Sulana abre e fecha sua mão esquerda várias vezes, testando as amarras do novo curativo feito por Ronam, antes de lançar um breve olhar aos soldados. A expressão deles tinha uma mistura de raiva e medo.

– Aqueles dois parecem tão a fim de arranjar confusão quanto nós. Ignorem eles. Vamos.

Ronam riu.

– Isso mesmo! Deixa esses perdedores pra lá.

O outro rebelde fez uma careta.

– Vocês dois vão acabar sendo mortos desse jeito, sabiam?

Ninguém os impede de entrar na cidade, apesar de muitos dos soldados lançarem olhares desconfiados aos três.

– Vejam – disse Ronam –, eles libertaram nossos companheiros!

– Ah, vocês voltaram – disse uma rebelde, correndo na direção deles, com expressão de alívio. – Nos deixaram preocupados, saindo correndo daquele jeito na direção de um ataque de monstros!
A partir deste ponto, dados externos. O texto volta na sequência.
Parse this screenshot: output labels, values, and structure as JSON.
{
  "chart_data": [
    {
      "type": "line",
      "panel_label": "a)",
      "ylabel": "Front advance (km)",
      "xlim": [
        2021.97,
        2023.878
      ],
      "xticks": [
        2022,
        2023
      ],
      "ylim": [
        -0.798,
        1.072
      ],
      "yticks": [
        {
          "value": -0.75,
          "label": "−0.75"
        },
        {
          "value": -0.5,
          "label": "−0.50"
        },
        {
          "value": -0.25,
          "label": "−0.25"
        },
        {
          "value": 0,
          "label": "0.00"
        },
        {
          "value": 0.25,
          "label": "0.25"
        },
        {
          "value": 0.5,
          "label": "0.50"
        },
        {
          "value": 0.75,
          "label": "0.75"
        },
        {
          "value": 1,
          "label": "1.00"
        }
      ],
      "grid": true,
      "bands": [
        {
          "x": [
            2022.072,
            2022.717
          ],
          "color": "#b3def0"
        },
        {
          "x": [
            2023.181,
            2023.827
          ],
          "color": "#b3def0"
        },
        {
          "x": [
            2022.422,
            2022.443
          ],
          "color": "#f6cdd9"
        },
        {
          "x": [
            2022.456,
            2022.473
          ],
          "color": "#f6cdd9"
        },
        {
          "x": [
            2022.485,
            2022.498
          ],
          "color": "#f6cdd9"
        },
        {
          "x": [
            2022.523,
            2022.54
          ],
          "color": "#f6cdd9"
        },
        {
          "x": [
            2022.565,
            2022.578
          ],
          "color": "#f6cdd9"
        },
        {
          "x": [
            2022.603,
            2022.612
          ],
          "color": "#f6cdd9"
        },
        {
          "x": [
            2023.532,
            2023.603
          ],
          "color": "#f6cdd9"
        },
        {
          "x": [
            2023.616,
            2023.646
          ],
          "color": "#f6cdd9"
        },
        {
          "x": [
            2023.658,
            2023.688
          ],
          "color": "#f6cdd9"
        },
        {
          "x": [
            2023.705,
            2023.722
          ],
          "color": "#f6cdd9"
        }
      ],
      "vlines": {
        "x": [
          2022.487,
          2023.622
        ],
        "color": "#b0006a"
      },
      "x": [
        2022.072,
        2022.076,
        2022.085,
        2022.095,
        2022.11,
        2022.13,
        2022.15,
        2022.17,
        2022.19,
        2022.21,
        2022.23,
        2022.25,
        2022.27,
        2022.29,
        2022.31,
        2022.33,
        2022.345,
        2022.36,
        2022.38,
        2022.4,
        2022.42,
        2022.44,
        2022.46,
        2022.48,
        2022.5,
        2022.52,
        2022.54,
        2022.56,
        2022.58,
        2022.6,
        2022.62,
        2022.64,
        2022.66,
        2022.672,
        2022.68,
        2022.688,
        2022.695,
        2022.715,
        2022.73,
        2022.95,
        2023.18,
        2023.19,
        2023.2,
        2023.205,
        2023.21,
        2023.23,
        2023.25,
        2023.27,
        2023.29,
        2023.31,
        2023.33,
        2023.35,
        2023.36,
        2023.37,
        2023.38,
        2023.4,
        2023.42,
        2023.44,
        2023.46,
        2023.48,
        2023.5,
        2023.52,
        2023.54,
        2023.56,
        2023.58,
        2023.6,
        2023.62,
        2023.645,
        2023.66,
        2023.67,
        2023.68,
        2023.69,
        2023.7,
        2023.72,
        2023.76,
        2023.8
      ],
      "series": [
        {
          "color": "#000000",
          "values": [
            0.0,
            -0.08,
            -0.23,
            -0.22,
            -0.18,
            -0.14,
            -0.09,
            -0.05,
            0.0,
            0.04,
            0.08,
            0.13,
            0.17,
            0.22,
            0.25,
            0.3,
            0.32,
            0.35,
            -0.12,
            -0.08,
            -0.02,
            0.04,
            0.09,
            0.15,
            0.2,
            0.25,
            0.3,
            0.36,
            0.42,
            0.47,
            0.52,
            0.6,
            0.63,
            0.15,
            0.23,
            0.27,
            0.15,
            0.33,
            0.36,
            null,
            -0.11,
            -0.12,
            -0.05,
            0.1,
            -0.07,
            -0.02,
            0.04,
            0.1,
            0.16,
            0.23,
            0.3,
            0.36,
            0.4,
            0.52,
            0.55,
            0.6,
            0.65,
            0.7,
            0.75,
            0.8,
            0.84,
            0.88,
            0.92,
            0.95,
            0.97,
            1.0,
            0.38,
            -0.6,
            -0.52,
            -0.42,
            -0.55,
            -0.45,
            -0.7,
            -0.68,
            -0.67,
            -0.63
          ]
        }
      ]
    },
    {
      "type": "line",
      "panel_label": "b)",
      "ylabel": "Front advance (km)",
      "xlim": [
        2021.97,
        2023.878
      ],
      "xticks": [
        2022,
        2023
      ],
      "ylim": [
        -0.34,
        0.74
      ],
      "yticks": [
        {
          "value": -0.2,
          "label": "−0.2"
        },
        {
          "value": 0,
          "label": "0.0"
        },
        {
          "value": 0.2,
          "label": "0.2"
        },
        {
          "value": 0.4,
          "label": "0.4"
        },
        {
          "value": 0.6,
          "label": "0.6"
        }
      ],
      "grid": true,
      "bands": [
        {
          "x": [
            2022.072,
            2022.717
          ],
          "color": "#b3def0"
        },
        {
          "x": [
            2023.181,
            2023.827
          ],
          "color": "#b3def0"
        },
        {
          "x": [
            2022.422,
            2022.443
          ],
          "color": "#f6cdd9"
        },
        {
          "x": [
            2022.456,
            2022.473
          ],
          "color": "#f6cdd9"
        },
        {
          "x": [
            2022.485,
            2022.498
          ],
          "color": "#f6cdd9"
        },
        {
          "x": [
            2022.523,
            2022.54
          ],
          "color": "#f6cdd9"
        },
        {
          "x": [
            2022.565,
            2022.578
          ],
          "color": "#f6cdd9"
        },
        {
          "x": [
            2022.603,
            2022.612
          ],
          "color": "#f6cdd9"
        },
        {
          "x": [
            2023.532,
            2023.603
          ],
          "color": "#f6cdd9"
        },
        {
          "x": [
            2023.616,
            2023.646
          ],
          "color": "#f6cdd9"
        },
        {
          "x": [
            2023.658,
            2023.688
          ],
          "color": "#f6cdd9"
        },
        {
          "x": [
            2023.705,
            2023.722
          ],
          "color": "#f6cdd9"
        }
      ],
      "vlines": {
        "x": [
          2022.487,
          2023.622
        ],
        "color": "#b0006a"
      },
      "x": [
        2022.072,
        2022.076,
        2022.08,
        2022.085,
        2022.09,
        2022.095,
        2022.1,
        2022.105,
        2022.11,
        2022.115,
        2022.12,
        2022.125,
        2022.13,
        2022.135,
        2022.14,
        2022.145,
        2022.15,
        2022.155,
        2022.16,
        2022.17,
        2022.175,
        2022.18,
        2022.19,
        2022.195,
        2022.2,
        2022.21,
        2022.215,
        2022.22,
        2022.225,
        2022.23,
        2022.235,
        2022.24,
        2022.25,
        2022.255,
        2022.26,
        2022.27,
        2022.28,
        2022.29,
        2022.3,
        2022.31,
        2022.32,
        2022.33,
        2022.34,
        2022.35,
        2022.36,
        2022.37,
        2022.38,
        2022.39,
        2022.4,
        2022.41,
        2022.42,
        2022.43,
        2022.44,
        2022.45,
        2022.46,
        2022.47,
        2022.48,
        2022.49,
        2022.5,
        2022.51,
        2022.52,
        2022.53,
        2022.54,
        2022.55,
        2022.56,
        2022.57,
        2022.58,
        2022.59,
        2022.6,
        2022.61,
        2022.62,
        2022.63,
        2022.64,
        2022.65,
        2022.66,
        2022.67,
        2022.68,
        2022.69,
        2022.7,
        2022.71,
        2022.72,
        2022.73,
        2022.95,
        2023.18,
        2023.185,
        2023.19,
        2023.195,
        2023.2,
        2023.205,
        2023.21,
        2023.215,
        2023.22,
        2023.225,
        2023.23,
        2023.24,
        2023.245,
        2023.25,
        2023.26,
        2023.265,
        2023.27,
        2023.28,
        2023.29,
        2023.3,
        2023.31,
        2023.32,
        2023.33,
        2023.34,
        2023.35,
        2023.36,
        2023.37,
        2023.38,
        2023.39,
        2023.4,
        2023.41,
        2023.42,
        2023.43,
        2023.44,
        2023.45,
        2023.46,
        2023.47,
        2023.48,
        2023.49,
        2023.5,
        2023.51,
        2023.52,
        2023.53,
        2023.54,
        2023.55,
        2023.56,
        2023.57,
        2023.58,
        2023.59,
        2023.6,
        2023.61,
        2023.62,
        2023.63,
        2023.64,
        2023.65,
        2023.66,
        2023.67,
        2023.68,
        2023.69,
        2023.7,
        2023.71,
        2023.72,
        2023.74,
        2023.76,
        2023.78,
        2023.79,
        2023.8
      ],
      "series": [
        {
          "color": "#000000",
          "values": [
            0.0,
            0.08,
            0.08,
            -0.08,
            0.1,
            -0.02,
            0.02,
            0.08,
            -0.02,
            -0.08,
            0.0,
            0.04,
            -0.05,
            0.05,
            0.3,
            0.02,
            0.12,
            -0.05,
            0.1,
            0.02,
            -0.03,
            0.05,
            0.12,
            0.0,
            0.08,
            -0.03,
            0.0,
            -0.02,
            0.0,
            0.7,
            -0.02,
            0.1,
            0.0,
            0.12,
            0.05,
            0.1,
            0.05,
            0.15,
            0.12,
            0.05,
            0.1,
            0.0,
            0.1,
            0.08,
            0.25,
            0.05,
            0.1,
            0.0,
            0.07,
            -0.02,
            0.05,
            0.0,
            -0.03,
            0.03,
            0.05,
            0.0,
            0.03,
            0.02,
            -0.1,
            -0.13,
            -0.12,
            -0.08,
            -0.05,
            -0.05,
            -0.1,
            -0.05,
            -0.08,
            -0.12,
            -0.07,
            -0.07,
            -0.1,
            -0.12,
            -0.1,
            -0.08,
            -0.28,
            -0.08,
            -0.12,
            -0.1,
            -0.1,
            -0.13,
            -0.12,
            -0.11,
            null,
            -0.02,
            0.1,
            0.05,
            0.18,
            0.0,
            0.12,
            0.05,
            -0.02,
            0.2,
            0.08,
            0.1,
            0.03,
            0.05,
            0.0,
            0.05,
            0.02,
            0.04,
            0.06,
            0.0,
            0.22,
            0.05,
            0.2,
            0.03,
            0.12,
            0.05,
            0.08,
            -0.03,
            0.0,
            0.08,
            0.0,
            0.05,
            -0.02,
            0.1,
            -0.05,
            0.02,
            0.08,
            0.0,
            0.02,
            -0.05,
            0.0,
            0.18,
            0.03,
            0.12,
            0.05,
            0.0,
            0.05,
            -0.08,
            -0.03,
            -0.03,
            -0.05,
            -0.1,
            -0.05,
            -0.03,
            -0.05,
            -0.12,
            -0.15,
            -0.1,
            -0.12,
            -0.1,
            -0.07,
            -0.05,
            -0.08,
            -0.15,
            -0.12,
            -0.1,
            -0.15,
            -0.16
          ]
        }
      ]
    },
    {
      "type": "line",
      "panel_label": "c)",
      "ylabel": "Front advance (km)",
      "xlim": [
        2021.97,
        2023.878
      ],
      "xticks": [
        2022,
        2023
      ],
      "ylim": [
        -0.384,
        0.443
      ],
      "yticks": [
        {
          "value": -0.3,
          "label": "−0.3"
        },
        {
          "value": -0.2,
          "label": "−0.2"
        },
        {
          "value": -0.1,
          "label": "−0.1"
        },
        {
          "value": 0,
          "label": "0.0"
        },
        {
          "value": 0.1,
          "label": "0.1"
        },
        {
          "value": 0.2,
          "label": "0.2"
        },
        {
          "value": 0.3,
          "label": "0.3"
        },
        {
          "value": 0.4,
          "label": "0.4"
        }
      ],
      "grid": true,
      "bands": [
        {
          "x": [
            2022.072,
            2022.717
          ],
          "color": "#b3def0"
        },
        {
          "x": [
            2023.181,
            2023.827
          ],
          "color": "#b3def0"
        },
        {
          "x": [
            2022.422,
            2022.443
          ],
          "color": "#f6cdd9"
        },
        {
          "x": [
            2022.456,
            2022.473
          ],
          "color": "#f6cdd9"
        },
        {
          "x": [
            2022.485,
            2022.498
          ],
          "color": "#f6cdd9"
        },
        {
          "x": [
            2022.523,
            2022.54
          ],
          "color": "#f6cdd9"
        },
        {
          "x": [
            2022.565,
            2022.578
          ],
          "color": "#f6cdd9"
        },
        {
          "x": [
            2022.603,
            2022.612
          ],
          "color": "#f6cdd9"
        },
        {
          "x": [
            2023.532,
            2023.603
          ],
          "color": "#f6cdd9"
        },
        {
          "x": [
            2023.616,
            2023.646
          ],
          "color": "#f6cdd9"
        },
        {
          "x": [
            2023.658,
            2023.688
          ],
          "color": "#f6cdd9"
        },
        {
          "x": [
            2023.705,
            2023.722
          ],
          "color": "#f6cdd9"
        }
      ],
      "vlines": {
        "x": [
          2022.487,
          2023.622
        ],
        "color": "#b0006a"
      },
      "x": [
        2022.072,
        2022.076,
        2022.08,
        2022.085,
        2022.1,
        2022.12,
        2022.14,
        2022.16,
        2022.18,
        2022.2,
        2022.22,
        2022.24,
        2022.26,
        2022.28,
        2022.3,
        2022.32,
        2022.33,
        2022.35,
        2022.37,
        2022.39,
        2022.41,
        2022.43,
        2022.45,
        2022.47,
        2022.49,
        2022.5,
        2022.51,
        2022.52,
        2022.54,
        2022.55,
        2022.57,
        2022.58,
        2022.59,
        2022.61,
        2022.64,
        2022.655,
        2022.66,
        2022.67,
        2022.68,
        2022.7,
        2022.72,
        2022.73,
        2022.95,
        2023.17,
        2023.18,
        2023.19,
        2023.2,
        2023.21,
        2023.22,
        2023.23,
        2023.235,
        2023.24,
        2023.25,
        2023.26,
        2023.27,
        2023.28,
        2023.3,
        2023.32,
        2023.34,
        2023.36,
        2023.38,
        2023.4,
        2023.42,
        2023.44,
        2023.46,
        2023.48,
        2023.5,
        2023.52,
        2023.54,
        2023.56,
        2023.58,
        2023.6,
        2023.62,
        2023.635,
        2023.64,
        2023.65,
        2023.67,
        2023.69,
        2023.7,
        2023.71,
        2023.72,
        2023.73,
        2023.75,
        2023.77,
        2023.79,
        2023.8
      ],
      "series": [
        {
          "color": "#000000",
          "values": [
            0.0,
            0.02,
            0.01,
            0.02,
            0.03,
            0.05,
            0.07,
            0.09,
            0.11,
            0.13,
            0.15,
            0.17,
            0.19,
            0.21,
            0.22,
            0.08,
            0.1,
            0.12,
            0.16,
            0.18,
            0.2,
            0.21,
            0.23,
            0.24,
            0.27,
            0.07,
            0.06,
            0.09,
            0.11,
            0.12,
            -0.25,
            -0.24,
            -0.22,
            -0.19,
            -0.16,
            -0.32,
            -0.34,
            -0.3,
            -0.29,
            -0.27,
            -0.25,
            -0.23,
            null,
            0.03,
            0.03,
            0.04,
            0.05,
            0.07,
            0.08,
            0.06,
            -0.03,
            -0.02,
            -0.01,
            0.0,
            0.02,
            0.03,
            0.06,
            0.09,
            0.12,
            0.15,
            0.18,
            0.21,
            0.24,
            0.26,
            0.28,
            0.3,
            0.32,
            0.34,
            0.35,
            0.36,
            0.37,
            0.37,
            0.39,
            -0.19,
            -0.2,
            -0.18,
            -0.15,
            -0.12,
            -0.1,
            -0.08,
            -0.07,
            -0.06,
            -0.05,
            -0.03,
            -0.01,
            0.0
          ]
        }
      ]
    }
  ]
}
Pensamos tinham sido todos devorados!

Sulana franziu o cenho.

– Os vermelhos soltaram todo mundo?

– Sim – respondeu a outra. – Parece que Giarle fez um acordo com o general.

– Que tipo de acordo? – Ronam quis saber.

– Ele se entregaria sem luta em troca da vida e liberdade de todos nós.

Sulana e Ronam se entreolham, surpresos.

– Aquele general nunca honraria uma promessa como essa – disse ele. – O homem deve estar tramando alguma coisa.

– Sim – concordou ela –, esse acordo não faz o menor sentido. E quanto aos moradores da cidade?

– Disseram que não vão prender ninguém, desde que não tentem resistir.

Nesse momento, o general entra pelo portão, seguido por seus lacaios, sendo um deles a mulher que tinha encarado Sulana fora dos muros.

O general caminha se aproxima da pequena aglomeração de pessoas com passos decididos.

– Peço a atenção de todos.

As pessoas imediatamente fazem silêncio. Os que estão mais longe tratam de se aproximar para ouvir melhor.

– O perigo não acabou, ainda podem existir outros grupos de monstros pela região. Por isso, recomendo que os portões sejam trancados e que vocês permaneçam em vigília. Estamos partindo para o norte, onde deve estar a abertura por onde essas criaturas vieram. Até que o portal seja destruído, ninguém estará seguro.

Uma onda de murmúrios pode ser ouvida, entre os aldeões.

– Diversos dos meus camaradas estão feridos. Como não estão em condições de lutar, seria melhor que eles ficassem por aqui até voltarmos. Alguém tem algo contra essa ideia?

Um silêncio perplexo toma conta das pessoas. Sulana se pergunta se aquilo é uma pergunta ou uma ameaça de retaliação caso algo aconteça com os soldados feridos.

– Ninguém? Ótimo. Neste caso, estamos partindo. Voltaremos assim que possível.

Sulana percebe que a mulher de tapa-olho voltava a encará-la, parecendo contrariada. Estreitando os olhos, ela encara a fulana por um momento, levantando um pouco a cabeça, em um gesto de desafio.

Se é encrenca o que você quer, é só vir para cima, vadia.

Felizmente (ou não), a outra se vira e sai atrás dos outros, sem dizer nada.

As pessoas parecem respirar aliviadas quando veem o general partir levando a maior parte de sua tropa.

Os soldados vermelhos feridos ficaram em um acampamento improvisado, do lado de dentro dos muros, mas num ponto um pouco mais afastado das casas. Havia uma única curandeira de uniforme carmim cuidando deles. Como o número de pacientes era grande, ela precisou de ajuda, ao que alguns aldeões se voluntariaram. Tendo visto a forma como os soldados vermelhos lutaram contra os monstros, grande parte das pessoas dali os estava enxergando com outros olhos.

– Eu acho impressionante a forma como as pessoas decidem ajudar umas às outras em tempo de necessidade, mesmo quando são supostamente inimigas – diz Ronam.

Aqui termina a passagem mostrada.